Angesichts der weltpolitischen Bedeutung ist es bemerkenswert, dass "die Curveball-Recherche-Community kleiner ist, als man denkt", wie Volker Steinhoff sagt. Neben Buchen und Heilbuth sind es vor allem zwei Journalisten: John Goetz vom Spiegel, der früher bei "Panorama" arbeitete und für das ARD-Politmagazin in Sachen Curveball schon aktiv war, sowie Bob Drogin, der das Buch "Curveball: Spies, Lies and the Con Man Who Caused a War" schrieb.

Drogin meint, die Lügen, die zum Irakkrieg führten und letztlich hunderttausende Menschen das Leben kosteten, seien auch auf das restriktive deutsche Asylrecht zurückzuführen. "Unter Asylbewerbern habe sich damals "herumgesprochen", so Buchen, dass es sich auszahlen könne, wenn man in der Lage sei, bestimmte "Wissenslücken" der Deutschen zu füllen.
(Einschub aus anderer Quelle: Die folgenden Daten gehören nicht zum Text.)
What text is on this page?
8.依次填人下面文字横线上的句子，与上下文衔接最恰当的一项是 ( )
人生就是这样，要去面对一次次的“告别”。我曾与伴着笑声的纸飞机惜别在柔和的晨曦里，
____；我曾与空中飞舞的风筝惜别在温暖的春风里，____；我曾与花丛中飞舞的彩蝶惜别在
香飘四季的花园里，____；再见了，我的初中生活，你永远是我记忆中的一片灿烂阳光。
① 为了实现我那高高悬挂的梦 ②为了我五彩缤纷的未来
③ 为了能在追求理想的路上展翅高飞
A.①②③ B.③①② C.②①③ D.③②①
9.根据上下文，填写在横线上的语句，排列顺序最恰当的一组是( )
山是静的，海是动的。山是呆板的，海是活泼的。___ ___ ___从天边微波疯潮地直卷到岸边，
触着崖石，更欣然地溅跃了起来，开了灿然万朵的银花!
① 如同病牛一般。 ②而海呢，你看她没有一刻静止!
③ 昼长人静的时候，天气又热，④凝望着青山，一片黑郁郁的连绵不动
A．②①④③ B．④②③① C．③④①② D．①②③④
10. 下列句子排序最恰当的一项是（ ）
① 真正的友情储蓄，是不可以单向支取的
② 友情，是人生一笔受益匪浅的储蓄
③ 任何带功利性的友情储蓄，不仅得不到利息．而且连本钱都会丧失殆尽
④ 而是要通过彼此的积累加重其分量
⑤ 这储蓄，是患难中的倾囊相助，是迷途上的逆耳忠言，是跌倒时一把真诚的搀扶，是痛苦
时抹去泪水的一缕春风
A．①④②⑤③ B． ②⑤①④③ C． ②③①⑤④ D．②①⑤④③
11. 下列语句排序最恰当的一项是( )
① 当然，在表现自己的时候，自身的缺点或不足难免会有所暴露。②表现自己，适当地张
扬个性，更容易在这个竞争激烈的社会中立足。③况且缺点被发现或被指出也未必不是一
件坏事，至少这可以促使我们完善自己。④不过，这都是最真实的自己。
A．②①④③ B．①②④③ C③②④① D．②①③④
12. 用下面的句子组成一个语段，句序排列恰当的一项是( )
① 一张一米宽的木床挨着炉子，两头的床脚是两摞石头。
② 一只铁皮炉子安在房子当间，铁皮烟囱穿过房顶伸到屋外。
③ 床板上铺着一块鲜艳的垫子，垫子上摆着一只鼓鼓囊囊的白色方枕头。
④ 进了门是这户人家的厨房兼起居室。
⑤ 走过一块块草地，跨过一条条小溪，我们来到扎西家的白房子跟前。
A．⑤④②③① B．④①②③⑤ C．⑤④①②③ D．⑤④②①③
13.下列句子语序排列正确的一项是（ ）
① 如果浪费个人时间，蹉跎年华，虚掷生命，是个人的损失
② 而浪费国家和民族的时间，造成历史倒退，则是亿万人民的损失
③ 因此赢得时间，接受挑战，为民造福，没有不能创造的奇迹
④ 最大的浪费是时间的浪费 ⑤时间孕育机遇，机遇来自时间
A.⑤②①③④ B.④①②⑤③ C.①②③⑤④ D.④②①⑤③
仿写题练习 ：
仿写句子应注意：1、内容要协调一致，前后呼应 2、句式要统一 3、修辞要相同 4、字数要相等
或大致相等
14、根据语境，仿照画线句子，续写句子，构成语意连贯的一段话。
Buchens Koautor Heilbuth, der seit drei Jahren mit dem Thema befasst ist, versucht derzeit, in CIA-Kreisen noch mehr über die Causa herauszubekommen. Denn Curveball gibt durchaus noch Stoff für mindestens einen weiteren Film her. Rätselhaft ist bis heute, dass es die CIA-Leute akzeptierten, Curveball nicht einmal selbst vernehmen zu können. Zumal er die einzige Quelle war, die es gab.

Experte Drogin spricht vom "schlimmsten Geheimdienstversagen in der amerikanischen Geschichte". Was Deutschland betrifft, geht Stephan Wels, stellvertretender Chefredakteur des NDR Fernsehens, davon aus, dass der Film, wie von Hans-Christian Ströbele gefordert, "parlamentarische Anstrengungen" nach sich ziehen wird.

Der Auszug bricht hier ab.